Non è la tecnica che regredisce o che è capace di far regredire l’uomo, ma piuttosto la perdita della ricerca di un senso da dare alla nostra esistenza e l’utilizzo della tecnica come rifugio dalla realtà. Mi viene in mente il tema di una canzone di Franco Battiato, un artista immenso, a cui sono molto legato come sa bene chi mi segue, ovvero “Shock In My Town”, quando dice: “stiamo diventando come degli insetti, simili agli insetti” oppure quando parla di generazioni senza più passato e di neo primitivi. E un brano del 1998 che descrive bene alcune storture della società di allora che, oggigiorno, si sono ingigantite. Quando non si ha più memoria del passato, della propria storia, si regredisce inevitabilmente, allo stato di uomini primitivi, dediti solamente ai soddisfare i bisogni primari. Quando non si ha più interesse nei confronti della propria crescita spirituale e interiore, si perde la caratteristica principale della nostra peculiarità di esseri pensanti, di esseri umani. Gli insetti reagiscono solo a stimoli elementari perché non hanno emozioni. E’ verso questa direzione che stiamo andando? E’ questa l’involuzione che ci attende? Io credo ancora che l’umanità possa svegliarsi da questo torpore allucinogeno, dal dominio di un relativismo utilitaristico che vede ogni cosa inerita in due categorie, utile o non utile. Ci sono segnali positivi in questa direzione, soprattutto nelle nuove generazioni che però vanno guidate alla riscoperta della conoscenza e della cultura e non gli va inculcato il concetto che tutto ciò che conta nella vita è solo ciò da cui si può ricavare un profitto tangibile e materiale.

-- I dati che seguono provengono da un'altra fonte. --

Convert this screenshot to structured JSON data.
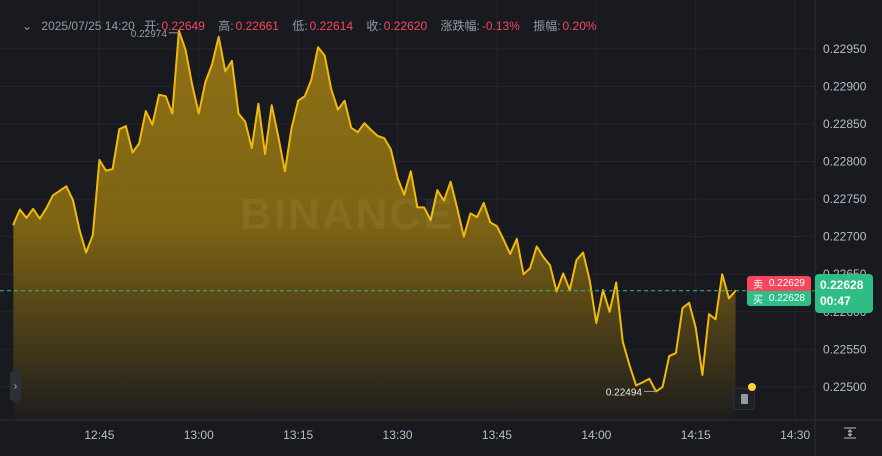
{
  "header": {
    "date_time": "2025/07/25 14:20",
    "open_label": "开:",
    "open": "0.22649",
    "high_label": "高:",
    "high": "0.22661",
    "low_label": "低:",
    "low": "0.22614",
    "close_label": "收:",
    "close": "0.22620",
    "change_label": "涨跌幅:",
    "change": "-0.13%",
    "amplitude_label": "振幅:",
    "amplitude": "0.20%"
  },
  "watermark": "BINANCE",
  "order_book": {
    "sell_label": "卖",
    "sell_price": "0.22629",
    "buy_label": "买",
    "buy_price": "0.22628"
  },
  "last_price": {
    "price": "0.22628",
    "countdown": "00:47"
  },
  "colors": {
    "line": "#f0b90b",
    "sell": "#f6465d",
    "buy": "#2ebd85",
    "background": "#181a20"
  },
  "chart_data": {
    "type": "area",
    "x_start": "12:32",
    "interval_minutes": 1,
    "x_range": [
      "12:30",
      "14:33"
    ],
    "y_range": [
      0.22456,
      0.23015
    ],
    "grid": true,
    "y_axis_position": "right",
    "x_ticks": [
      "12:45",
      "13:00",
      "13:15",
      "13:30",
      "13:45",
      "14:00",
      "14:15",
      "14:30"
    ],
    "y_ticks": [
      "0.22950",
      "0.22900",
      "0.22850",
      "0.22800",
      "0.22750",
      "0.22700",
      "0.22650",
      "0.22600",
      "0.22550",
      "0.22500"
    ],
    "max_label": "0.22974",
    "min_label": "0.22494",
    "current_price": 0.22628,
    "values": [
      0.22716,
      0.22736,
      0.22725,
      0.22737,
      0.22724,
      0.22738,
      0.22755,
      0.22761,
      0.22767,
      0.22749,
      0.22709,
      0.22679,
      0.22702,
      0.22802,
      0.22788,
      0.2279,
      0.22843,
      0.22847,
      0.22812,
      0.22824,
      0.22867,
      0.22849,
      0.22889,
      0.22887,
      0.22864,
      0.22974,
      0.22949,
      0.22902,
      0.22864,
      0.22906,
      0.22929,
      0.22966,
      0.2292,
      0.22934,
      0.22864,
      0.22853,
      0.22818,
      0.22877,
      0.2281,
      0.22875,
      0.22833,
      0.22787,
      0.22844,
      0.22881,
      0.22887,
      0.22909,
      0.22952,
      0.22941,
      0.22896,
      0.22869,
      0.22881,
      0.22845,
      0.22839,
      0.22851,
      0.22842,
      0.22834,
      0.22831,
      0.22816,
      0.22778,
      0.22756,
      0.22787,
      0.22739,
      0.22739,
      0.22722,
      0.22762,
      0.22748,
      0.22773,
      0.22738,
      0.227,
      0.22731,
      0.22726,
      0.22745,
      0.22719,
      0.22714,
      0.22696,
      0.22677,
      0.22697,
      0.2265,
      0.22658,
      0.22687,
      0.22673,
      0.22662,
      0.22627,
      0.22651,
      0.22629,
      0.22669,
      0.22679,
      0.22642,
      0.22585,
      0.22629,
      0.226,
      0.22639,
      0.2256,
      0.22529,
      0.22502,
      0.22506,
      0.22511,
      0.22494,
      0.225,
      0.22541,
      0.22545,
      0.22605,
      0.22612,
      0.22579,
      0.22516,
      0.22597,
      0.2259,
      0.2265,
      0.22618,
      0.22628
    ]
  }
}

E questo video dedicato a “Lights From Dreams” va di scena la fantascienza dell’immediato futuro. Ormai le macchine volanti ci sono… sogno o realtà?

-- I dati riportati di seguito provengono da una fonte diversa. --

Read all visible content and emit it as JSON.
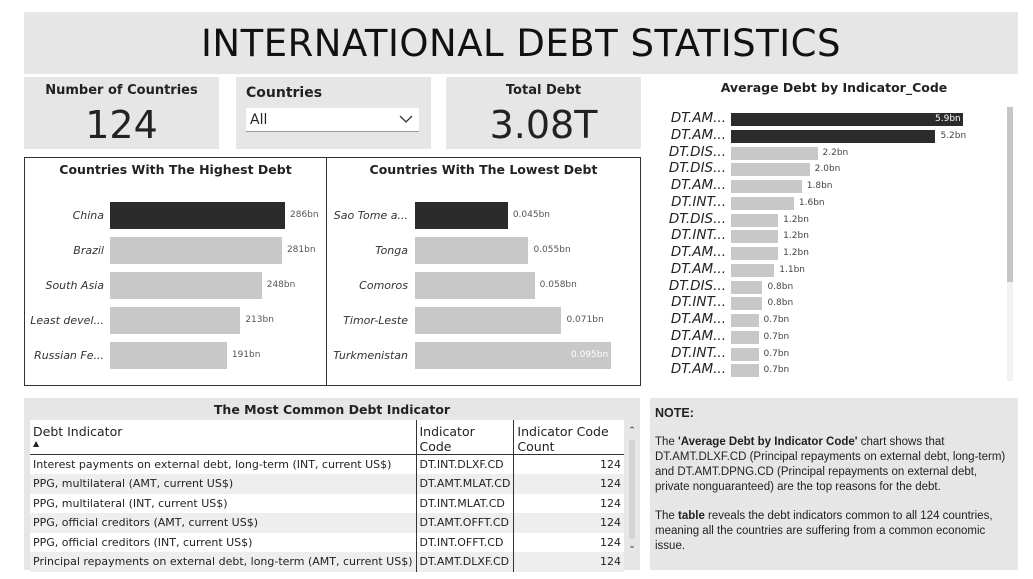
{
  "dashboard": {
    "title": "INTERNATIONAL DEBT STATISTICS"
  },
  "kpis": {
    "countries": {
      "label": "Number of Countries",
      "value": "124"
    },
    "total_debt": {
      "label": "Total Debt",
      "value": "3.08T"
    }
  },
  "slicer": {
    "title": "Countries",
    "selected": "All"
  },
  "colors": {
    "highlight": "#2b2b2b",
    "bar": "#c8c8c8",
    "card_bg": "#e6e6e6"
  },
  "chart_data": [
    {
      "type": "bar",
      "orientation": "horizontal",
      "title": "Countries With The Highest Debt",
      "categories": [
        "China",
        "Brazil",
        "South Asia",
        "Least devel...",
        "Russian Fe..."
      ],
      "values": [
        286,
        281,
        248,
        213,
        191
      ],
      "value_labels": [
        "286bn",
        "281bn",
        "248bn",
        "213bn",
        "191bn"
      ],
      "unit": "bn",
      "max": 286
    },
    {
      "type": "bar",
      "orientation": "horizontal",
      "title": "Countries With The Lowest Debt",
      "categories": [
        "Sao Tome a...",
        "Tonga",
        "Comoros",
        "Timor-Leste",
        "Turkmenistan"
      ],
      "values": [
        0.045,
        0.055,
        0.058,
        0.071,
        0.095
      ],
      "value_labels": [
        "0.045bn",
        "0.055bn",
        "0.058bn",
        "0.071bn",
        "0.095bn"
      ],
      "unit": "bn",
      "max": 0.095
    },
    {
      "type": "bar",
      "orientation": "horizontal",
      "title": "Average Debt by Indicator_Code",
      "categories": [
        "DT.AM...",
        "DT.AM...",
        "DT.DIS...",
        "DT.DIS...",
        "DT.AM...",
        "DT.INT...",
        "DT.DIS...",
        "DT.INT...",
        "DT.AM...",
        "DT.AM...",
        "DT.DIS...",
        "DT.INT...",
        "DT.AM...",
        "DT.AM...",
        "DT.INT...",
        "DT.AM..."
      ],
      "values": [
        5.9,
        5.2,
        2.2,
        2.0,
        1.8,
        1.6,
        1.2,
        1.2,
        1.2,
        1.1,
        0.8,
        0.8,
        0.7,
        0.7,
        0.7,
        0.7
      ],
      "value_labels": [
        "5.9bn",
        "5.2bn",
        "2.2bn",
        "2.0bn",
        "1.8bn",
        "1.6bn",
        "1.2bn",
        "1.2bn",
        "1.2bn",
        "1.1bn",
        "0.8bn",
        "0.8bn",
        "0.7bn",
        "0.7bn",
        "0.7bn",
        "0.7bn"
      ],
      "unit": "bn",
      "max": 5.9
    }
  ],
  "table": {
    "title": "The Most Common Debt Indicator",
    "columns": [
      "Debt Indicator",
      "Indicator Code",
      "Indicator Code Count"
    ],
    "rows": [
      [
        "Interest payments on external debt, long-term (INT, current US$)",
        "DT.INT.DLXF.CD",
        "124"
      ],
      [
        "PPG, multilateral (AMT, current US$)",
        "DT.AMT.MLAT.CD",
        "124"
      ],
      [
        "PPG, multilateral (INT, current US$)",
        "DT.INT.MLAT.CD",
        "124"
      ],
      [
        "PPG, official creditors (AMT, current US$)",
        "DT.AMT.OFFT.CD",
        "124"
      ],
      [
        "PPG, official creditors (INT, current US$)",
        "DT.INT.OFFT.CD",
        "124"
      ],
      [
        "Principal repayments on external debt, long-term (AMT, current US$)",
        "DT.AMT.DLXF.CD",
        "124"
      ]
    ]
  },
  "note": {
    "title": "NOTE:",
    "p1_pre": "The ",
    "p1_bold": "'Average Debt by Indicator Code'",
    "p1_post": " chart shows that DT.AMT.DLXF.CD (Principal repayments on external debt, long-term) and DT.AMT.DPNG.CD (Principal repayments on external debt, private nonguaranteed) are the top reasons for the debt.",
    "p2_pre": "The ",
    "p2_bold": "table",
    "p2_post": " reveals the debt indicators common to all 124 countries, meaning all the countries are suffering from a common economic issue."
  }
}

Sono un grande amante del progresso ed in particolare del progresso tecnologico e della tecnologia in generale. Nel video sembra che la ragazza protagonista, si trovi in una specie di macchina volante, piena di luci che vengono dall’esterno come se stesse volando, quando, in realtà, si scopre, alla fine, che si trova rinchiusa in una vecchia Mercedes degli anni 80. In questo caso è la paura di realizzare i propri sogni che impedisce alla ragazza di prendere il volo, di seguire i suoi sogni e guardare verso il futuro. Le macchine volanti sono già una realtà, come dici tu, l’importante è che questa evoluzione tecnologica non ci lasci prigionieri dentro la macchina, ognuno circondato solo dalla propria solitudine. La tecnologia ci ha insegnato a ridurre le distanze, a dilatare la nostra percezione del tempo e dello spazio ed il modo in cui viviamo queste due variabili imprescindibili, e non parlo solamente del muoversi fisicamente e velocemente da un posto ad un altro, ma di come è riuscita a far condividere idee e pensieri in tempo reale, grazie alle rete, ad internet. Tutto questo ci ha permesso di comprendere che ogni differenza tra le tradizioni, gli usi e costumi dei popoli, costituisce una ricchezza e che, in fondo, siamo tutti parte di un’unica razza con un unico destino, quello del genere umano.
A chiudere… perché questa direzione, come dire, cosmopolita?
Mi ricollego a quello che ho detto rispondendo alla precedente domanda. Credo che oggi sia impossibile prescindere da ciò che accade nel mondo, anche se accade ad una distanza di migliaia di km da dove vivi, perché, proprio grazie all’evoluzione tecnologica, viviamo in un mondo iperconnesso e globale. Non puoi ficcare la testa sotto terra e pensare che le violenze, i soprusi, le violazione dei diritti fondamentali dell’uomo, non ti riguardino se avvengono lontano da casa tua. E così vale anche per l’arte. Oggigiorno credo che l’arte deve per forza respirare questa dimensione cosmopolita, perché deve interpretare il proprio tempo, cercando di coglierne le caratteristiche, nel bene e nel male, e gettando sempre lo sguardo verso il futuro.